Heidelberg: Darum beharrt Ministerin Eisenmann auf Schulpolitik als Landessache
Von Tim Müller
Heidelberg. Gibt es den Bildungsföderalismus heute nur noch, um den Egoismus von Landespolitikern zu befriedigen? Es ist eine provokante Frage – zumal, wenn sie sich an die baden-württembergische Kultusministerin richtet. Und tatsächlich platzt Susanne Eisenmann (CDU) der Kragen: "Wenn der Bund die Bildungspolitik übernimmt, dann haben wir bald überall Zustände wie in Berlin!" Der Föderalismus rette das Bildungsniveau. "Wenn sich Berlin einschaltet, wird es selten besser", schießt die 55-Jährige mit rotem Kopf kurz vor Ende des Themenabends "Bildung – Vorreiter Baden-Württemberg?" hinterher.
Die CDU-Spitzenkandidatin folgte am Mittwoch der Einladung der Sektion Rhein-Neckar des Wirtschaftsrates der CDU und der Internationalen Berufsakademie der F+U Unternehmensgruppe in Heidelberg, um über die aktuelle Schulpolitik und die Zukunft der Bildung zu reden. Zentrales Thema des Abends: die fehlende Gleichrangigkeit von Studium und Ausbildung.
Während die hohe Attraktivität eines Studiums für Schulabgänger nach wie vor besteht, fällt es Betrieben seit Jahren immer schwerer, überzeugende Bewerber für ihre offenen Lehrstellen zu finden. Laut Eisenmann liegt das auch an den Eltern: "Dass berufliche und akademische Ausbildung gleichwertig sind, hat sich in der elterlichen Wahrnehmung extrem verschoben", so die gebürtige Bad Cannstatterin. Viele glaubten, dass soziale Reputation und finanzielle Anerkennung nur mit einem Studium möglich wären. "Hier ist noch mehr Aufklärungsarbeit nötig", ergänzt die Spitzenkandidatin der CDU im Rennen um den Posten des Ministerpräsidenten.

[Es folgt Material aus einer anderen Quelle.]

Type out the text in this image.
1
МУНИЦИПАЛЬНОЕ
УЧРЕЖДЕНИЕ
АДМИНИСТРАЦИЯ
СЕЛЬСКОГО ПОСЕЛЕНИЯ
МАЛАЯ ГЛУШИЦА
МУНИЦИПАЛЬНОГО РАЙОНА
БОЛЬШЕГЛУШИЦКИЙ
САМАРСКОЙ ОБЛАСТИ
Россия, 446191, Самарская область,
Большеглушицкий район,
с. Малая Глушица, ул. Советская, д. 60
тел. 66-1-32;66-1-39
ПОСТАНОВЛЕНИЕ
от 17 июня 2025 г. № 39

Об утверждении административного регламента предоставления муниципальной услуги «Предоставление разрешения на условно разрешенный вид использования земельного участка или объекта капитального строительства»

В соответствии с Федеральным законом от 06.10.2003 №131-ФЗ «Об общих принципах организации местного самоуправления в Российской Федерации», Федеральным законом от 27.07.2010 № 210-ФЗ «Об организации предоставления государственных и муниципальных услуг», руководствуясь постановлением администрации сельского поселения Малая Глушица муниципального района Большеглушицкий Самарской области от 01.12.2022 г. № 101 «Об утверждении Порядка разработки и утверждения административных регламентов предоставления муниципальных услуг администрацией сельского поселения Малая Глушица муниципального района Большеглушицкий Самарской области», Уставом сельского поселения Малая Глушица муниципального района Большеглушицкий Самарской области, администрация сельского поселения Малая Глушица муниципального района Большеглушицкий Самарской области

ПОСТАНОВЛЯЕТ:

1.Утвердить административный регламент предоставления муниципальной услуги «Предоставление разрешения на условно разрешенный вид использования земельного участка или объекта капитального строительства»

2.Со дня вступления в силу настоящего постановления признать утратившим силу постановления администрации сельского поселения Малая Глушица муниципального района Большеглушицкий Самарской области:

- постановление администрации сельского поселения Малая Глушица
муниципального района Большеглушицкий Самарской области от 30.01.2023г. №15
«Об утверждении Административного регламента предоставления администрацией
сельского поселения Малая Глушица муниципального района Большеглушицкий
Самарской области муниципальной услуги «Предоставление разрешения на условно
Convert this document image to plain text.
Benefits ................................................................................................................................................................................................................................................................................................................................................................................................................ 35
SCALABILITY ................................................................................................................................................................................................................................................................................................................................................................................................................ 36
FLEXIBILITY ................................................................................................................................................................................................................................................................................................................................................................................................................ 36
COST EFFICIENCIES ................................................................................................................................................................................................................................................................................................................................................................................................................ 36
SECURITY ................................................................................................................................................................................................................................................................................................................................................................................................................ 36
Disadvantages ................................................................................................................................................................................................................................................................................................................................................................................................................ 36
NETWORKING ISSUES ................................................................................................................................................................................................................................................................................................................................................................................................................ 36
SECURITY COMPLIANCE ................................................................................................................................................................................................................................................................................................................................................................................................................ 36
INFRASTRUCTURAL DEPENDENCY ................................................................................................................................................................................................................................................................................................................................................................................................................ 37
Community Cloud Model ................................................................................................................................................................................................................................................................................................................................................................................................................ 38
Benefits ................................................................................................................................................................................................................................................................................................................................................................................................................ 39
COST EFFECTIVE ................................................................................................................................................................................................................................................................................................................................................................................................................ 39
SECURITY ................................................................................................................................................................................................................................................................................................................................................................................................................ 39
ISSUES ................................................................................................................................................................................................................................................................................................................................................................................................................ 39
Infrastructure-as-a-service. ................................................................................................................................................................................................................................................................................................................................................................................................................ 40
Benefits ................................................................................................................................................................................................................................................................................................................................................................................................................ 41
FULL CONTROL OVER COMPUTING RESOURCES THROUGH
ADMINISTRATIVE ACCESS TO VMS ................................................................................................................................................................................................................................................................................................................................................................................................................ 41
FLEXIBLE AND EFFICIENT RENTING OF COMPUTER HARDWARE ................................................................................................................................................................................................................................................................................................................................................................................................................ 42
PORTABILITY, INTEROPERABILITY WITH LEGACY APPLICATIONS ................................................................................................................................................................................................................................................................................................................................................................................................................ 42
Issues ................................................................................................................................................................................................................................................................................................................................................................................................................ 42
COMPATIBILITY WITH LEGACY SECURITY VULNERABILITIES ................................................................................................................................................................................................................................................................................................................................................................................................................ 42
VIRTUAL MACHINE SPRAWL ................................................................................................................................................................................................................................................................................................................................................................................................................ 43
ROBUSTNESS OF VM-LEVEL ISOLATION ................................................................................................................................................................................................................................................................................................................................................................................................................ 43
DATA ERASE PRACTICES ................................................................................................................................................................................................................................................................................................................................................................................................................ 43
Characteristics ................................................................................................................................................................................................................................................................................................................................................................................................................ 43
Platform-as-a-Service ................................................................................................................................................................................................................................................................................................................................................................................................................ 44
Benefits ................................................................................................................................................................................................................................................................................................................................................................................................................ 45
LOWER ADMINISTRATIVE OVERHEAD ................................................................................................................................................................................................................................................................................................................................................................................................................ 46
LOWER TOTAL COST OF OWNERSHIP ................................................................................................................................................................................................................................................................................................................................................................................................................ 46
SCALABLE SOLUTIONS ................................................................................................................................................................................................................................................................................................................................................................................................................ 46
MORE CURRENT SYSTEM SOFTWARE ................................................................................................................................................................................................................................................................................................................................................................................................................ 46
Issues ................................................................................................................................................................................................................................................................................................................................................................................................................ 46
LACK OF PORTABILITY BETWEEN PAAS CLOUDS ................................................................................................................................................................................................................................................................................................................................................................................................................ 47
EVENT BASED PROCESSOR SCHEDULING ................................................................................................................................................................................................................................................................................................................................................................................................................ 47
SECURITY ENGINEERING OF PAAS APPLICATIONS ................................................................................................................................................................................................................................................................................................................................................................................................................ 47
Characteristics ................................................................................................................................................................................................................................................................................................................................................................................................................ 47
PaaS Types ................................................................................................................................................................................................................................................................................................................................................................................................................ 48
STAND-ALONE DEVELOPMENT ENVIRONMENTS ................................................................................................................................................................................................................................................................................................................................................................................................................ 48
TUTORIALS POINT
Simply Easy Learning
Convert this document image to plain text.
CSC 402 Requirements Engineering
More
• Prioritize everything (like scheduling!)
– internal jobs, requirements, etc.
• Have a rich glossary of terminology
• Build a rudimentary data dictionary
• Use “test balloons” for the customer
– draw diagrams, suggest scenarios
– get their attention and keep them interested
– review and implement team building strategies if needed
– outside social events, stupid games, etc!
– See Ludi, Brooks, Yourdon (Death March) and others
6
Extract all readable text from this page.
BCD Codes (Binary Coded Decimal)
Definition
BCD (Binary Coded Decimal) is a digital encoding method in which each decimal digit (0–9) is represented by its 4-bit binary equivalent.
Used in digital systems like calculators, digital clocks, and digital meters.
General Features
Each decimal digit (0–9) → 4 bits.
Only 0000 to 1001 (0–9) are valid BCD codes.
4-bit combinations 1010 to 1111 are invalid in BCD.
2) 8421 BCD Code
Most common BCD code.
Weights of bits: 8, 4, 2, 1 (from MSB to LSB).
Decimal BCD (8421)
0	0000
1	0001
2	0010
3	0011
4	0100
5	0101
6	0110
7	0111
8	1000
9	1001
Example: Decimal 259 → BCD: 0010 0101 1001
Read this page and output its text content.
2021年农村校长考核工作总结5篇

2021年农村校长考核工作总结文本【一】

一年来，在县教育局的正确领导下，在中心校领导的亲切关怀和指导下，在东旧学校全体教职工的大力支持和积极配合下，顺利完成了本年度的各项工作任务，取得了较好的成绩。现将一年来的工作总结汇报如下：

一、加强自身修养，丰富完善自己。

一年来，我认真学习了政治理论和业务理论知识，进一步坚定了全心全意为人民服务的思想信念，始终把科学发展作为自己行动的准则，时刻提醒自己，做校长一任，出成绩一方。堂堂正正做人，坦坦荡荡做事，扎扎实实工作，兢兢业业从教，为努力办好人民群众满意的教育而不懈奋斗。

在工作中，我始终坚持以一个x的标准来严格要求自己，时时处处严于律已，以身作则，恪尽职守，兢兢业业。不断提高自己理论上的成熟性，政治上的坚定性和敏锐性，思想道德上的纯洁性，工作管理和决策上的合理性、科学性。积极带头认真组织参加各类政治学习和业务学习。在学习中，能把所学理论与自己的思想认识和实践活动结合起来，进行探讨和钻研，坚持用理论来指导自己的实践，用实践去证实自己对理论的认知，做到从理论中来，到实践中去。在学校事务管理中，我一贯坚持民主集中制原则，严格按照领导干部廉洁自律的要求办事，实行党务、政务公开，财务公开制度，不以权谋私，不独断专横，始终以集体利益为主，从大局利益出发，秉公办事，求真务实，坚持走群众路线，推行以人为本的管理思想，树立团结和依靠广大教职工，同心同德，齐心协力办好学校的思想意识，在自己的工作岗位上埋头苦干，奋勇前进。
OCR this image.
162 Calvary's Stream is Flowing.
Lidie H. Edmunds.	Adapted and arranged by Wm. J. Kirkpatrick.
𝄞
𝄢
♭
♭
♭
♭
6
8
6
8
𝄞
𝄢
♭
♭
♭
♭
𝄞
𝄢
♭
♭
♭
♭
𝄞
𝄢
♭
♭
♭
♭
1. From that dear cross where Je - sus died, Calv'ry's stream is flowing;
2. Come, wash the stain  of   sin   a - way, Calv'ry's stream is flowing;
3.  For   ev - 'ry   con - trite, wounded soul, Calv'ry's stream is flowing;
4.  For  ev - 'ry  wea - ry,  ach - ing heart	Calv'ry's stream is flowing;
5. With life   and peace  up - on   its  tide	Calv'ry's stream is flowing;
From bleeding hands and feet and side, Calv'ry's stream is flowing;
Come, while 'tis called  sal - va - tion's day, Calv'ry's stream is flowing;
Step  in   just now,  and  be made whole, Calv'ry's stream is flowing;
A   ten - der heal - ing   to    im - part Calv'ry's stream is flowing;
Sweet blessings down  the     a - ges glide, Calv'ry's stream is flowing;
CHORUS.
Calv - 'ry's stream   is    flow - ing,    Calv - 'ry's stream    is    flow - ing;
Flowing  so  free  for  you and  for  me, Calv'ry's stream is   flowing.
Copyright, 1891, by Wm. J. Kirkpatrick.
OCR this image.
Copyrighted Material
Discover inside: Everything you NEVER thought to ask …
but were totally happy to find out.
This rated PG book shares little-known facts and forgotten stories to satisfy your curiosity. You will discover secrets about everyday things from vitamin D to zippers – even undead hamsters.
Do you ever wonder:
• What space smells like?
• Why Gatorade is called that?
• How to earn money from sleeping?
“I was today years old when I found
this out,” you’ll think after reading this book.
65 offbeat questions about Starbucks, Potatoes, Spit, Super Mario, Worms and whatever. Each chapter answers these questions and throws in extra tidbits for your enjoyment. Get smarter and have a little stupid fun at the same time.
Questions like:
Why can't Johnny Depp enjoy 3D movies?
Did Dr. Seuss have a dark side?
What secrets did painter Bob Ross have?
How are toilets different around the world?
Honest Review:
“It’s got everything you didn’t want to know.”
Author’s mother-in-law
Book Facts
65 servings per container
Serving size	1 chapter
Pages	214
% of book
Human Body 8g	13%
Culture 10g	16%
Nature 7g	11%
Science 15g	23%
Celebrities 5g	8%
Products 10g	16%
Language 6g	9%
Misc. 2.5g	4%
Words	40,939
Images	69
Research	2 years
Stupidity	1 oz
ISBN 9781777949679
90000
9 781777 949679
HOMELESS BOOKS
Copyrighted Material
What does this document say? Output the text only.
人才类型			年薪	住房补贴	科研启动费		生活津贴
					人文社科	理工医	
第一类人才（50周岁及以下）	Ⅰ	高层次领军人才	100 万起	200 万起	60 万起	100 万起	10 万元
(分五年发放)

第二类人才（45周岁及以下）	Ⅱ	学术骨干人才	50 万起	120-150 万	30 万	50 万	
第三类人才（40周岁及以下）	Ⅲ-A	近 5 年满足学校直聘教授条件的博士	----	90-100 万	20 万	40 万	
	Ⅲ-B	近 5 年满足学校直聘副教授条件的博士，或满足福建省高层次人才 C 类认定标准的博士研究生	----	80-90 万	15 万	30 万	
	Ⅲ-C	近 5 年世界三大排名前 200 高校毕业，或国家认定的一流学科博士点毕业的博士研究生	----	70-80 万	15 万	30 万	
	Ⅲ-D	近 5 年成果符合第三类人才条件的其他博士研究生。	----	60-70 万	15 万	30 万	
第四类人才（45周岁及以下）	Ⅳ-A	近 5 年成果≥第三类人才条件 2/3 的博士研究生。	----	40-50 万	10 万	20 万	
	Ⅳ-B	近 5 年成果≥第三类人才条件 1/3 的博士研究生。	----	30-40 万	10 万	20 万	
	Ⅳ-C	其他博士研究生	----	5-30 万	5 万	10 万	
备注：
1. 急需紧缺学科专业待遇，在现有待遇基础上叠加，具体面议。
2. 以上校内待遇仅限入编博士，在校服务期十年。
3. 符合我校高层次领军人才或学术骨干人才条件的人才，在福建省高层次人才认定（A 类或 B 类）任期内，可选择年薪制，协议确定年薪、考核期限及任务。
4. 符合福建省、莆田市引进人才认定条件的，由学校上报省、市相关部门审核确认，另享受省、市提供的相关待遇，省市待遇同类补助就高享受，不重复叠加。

Kollektives Nicken. "So ist es", hört man von hinten. Die rund 60 Zuhörer sind vor allem Unternehmer aus der Region. Eisenmanns Ausführungen treffen hier auf offene Ohren.
Vor zwei Jahren habe man einen Tag der beruflichen Orientierung an allen weiterführenden Schulen eingeführt, an dem sich Schüler über ihre Perspektiven informieren könnten, sagt sie. "Zudem haben wir im vergangenen Schuljahr 2018/19 das Fach ,Berufs- und Studienorientierung’ neu eingerichtet". Der Leitfaden des neuen Unterrichtsfaches sehe einen beruflichen Orientierungstest, Studieninformationstage und eine Analyse der jeweiligen Schülerinteressen vor.
Eisenmann ist stolz auf diese Neuerung im Fächerkanon. Berufsbildung liegt ihr am Herzen. Sie richtet ihre Worte auch an die Vertreter der Wirtschaft: "Danke, dass Sie meine Schüler auf Berufsmessen informieren und Praktika anbieten." Das liege nicht nur im Eigeninteresse der Unternehmen, sondern auch des Landes. Man wolle schließlich die Attraktivität des Wirtschaftsstandorts erhalten.
Bei allen wirtschaftlichen Überlegungen sind die Ausgangspunkte bei Bildungsfragen dennoch die Schüler. "Wir müssen jedem Einzelnen die Bildung zukommen lassen, die er braucht, um sich zu entfalten", erläutert Eisenmann. Neben der Berufsbildung sei da natürlich auch die klassische Bildung wichtig.
Im Hinblick auf die Bedürfnisse der Schüler, der Unternehmen und der Regionen wüssten die Länder besser Bescheid als eine Bundesinstanz. "Wenn Berlin das regeln würde, wären aber vor allem die Schüler die Leidtragenden", stellt die Ministerin klar.